Avant que le jury ne puisse proclamer ses décisions de ce matin, nous recevions la notification d’un recours auprès du Conseil d’etat introduit à l’extrème urgence par un étudiant en 1er Bac Médecine, M. Xavier GIET, assignant l’Université de Liège, le Recteur et le jury de 1er Bac. Au motif qu’un examen n’aurait pas été pondéré de manière correcte. Je n’entre pas dans les détails. M. Giet avait déjà introduit ce recours précédemment et le Conseil d’Etat, le 14 août, lui avait donné raison, à charge de l’ULg de mieux motiver sa décision. Le jury a maintenu sa décision et constitué un dossier qui en expose clairement les raisons. Ce dossier devait être défendu prochainement devant le Conseil d’Etat.

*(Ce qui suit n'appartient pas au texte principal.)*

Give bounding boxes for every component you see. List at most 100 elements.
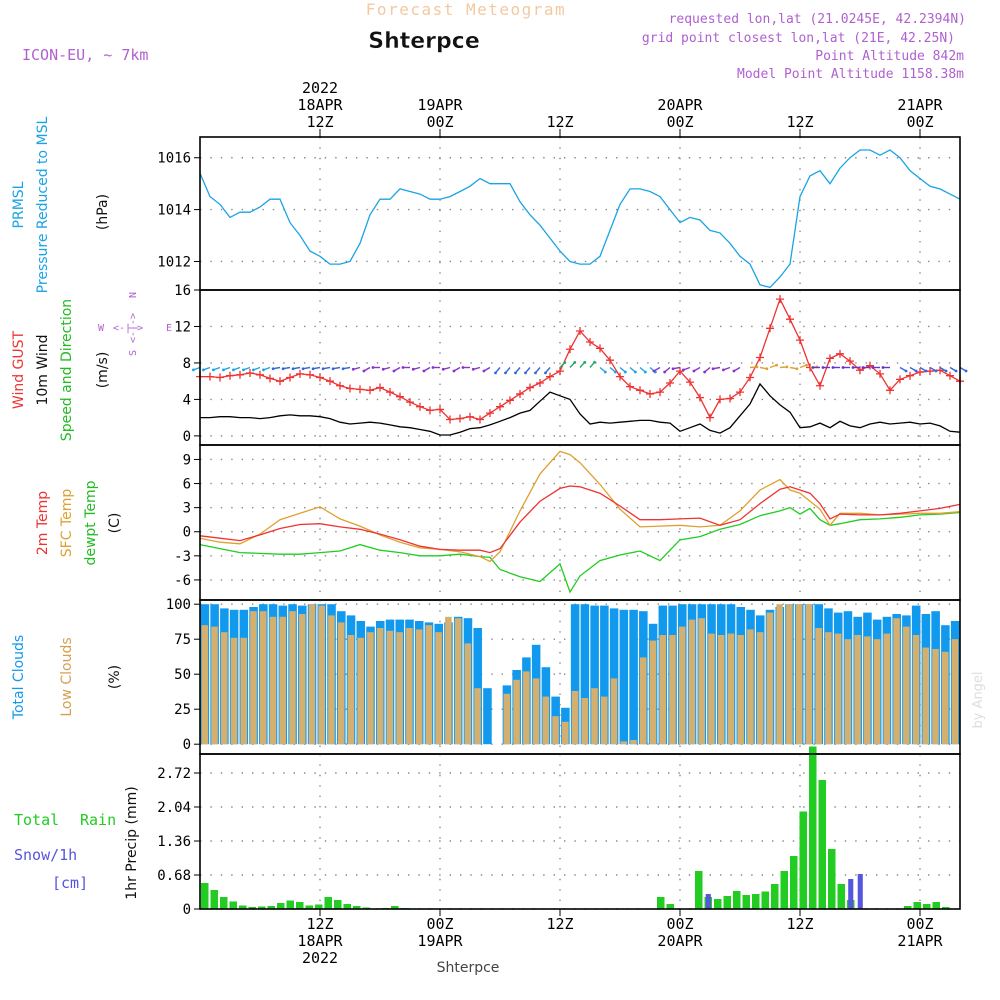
compass-e: E [166,323,172,334]
low-cloud-bar [834,633,842,745]
total-cloud-bar [473,628,482,745]
wind-arrow-head [692,369,696,373]
wind-arrow-head [861,366,865,369]
low-cloud-bar [698,618,705,745]
gust-marker [766,324,774,333]
requested-coords: requested lon,lat (21.0245E, 42.2394N) [669,12,966,27]
rain-bar [723,896,731,909]
wind-arrow-head [954,369,958,373]
gust-marker [606,356,614,365]
low-cloud-bar [893,618,900,745]
pressure-frame [199,136,961,291]
low-cloud-bar [737,635,744,745]
rain-bar [942,907,950,909]
wind-arrow-head [633,370,637,374]
low-cloud-bar [620,741,628,745]
gust-marker [896,375,904,384]
gust-marker [726,394,734,403]
compass-n: N [128,292,139,298]
gust-marker [436,405,444,414]
low-cloud-bar [289,611,296,745]
wind-tick-label: 0 [183,429,191,445]
wind-arrow-head [192,368,195,372]
bottom-time-label: 21APR [897,932,943,950]
gust-marker [206,372,214,381]
rain-bar [324,897,332,909]
total-cloud-bar [590,605,599,745]
low-cloud-bar [747,629,754,745]
low-cloud-bar [571,691,579,745]
gust-marker [716,395,724,404]
rain-bar [657,897,665,909]
rain-bar [818,780,826,909]
ms-unit-label: (m/s) [95,352,111,389]
low-cloud-bar [825,632,832,745]
rain-bar [904,906,912,909]
rain-bar [837,884,845,909]
wind-arrow-head [851,366,855,369]
low-cloud-bar [610,678,618,745]
rain-bar [932,902,940,909]
hpa-unit-label: (hPa) [95,194,111,230]
compass-arrow-v: <-|-> [128,313,139,343]
low-cloud-bar [591,688,598,745]
low-cloud-bar [854,635,861,745]
gust-marker [346,384,354,393]
low-cloud-bar [717,635,725,745]
rain-bar [799,811,807,909]
gust-marker [236,370,244,379]
low-cloud-bar [376,628,384,745]
wind-arrow-head [831,366,835,369]
low-cloud-bar [873,639,881,745]
rain-bar [752,894,760,909]
bottom-time-label: 00Z [906,915,933,933]
rain-bar [258,906,266,909]
wind-arrow-head [795,367,799,371]
gust-marker [586,337,594,346]
low-cloud-bar [454,618,462,745]
gust-marker [496,402,504,411]
gust-marker [706,413,714,422]
bottom-time-label: 12Z [306,915,333,933]
gust-marker [636,386,644,395]
low-cloud-bar [678,626,686,745]
gust-marker [596,344,604,353]
low-cloud-bar [220,632,228,745]
low-cloud-bar [201,625,209,745]
wind-arrow-head [775,363,778,367]
low-cloud-bar [581,698,589,745]
wind-tick-label: 4 [183,392,191,408]
wind-arrow-head [722,368,725,372]
low-cloud-bar [795,604,803,745]
precip-frame [199,753,961,910]
wind-arrow-head [682,368,685,372]
wind-arrow-head [785,365,789,369]
low-cloud-bar [406,628,413,745]
low-cloud-bar [318,605,325,745]
low-cloud-bar [367,632,374,745]
top-time-label: 12Z [546,113,573,131]
low-cloud-bar [298,614,306,745]
clouds-tick-label: 0 [183,737,191,753]
low-cloud-bar [932,649,939,745]
wind-arrow-head [805,363,808,367]
wind-arrow-head [232,368,235,372]
wind-arrow-head [904,369,908,373]
percent-unit-label: (%) [107,665,123,689]
low-cloud-bar [435,632,442,745]
gust-marker [406,398,414,407]
gust-marker [286,373,294,382]
gust-marker [536,379,544,387]
wind-10m-label: 10m Wind [35,334,51,405]
rain-bar [828,849,836,909]
wind-arrow-head [563,361,567,364]
gust-marker [886,386,894,395]
wind-arrow-head [504,371,507,375]
gust-marker [296,369,304,378]
gust-marker [696,393,704,402]
wind-arrow-head [524,371,527,375]
precip-tick-label: 0.68 [157,868,191,884]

Le recours d’aujourd’hui, traité dès 14 heures par le Conseil, suspend donc toute proclamation puisque, si M. Giet se voit donner raison, il faudra recalculer ses points selon la pondération qu’il réclame, mais il faudra aussi, bien entendu, revoir les points de tous les étudiants, y compris ceux qui ont été délibérés précédemment. Il est évident que cette révision, que conteste catégoriquement le jury, changerait assez largement le classement des étudiants, voire même le fait qu’ils aient ou non une note en dessous de 10/20 (condition d’éligibilité du numerus clausus!). Certains vont « remonter dans le canot de sauvetage » (les 16 attestations encore disponibles car prélevées sur 2009), d’autres vont tomber à l’eau. Ce résultat serait profondément injuste et achèverait de créer le capharnaüm.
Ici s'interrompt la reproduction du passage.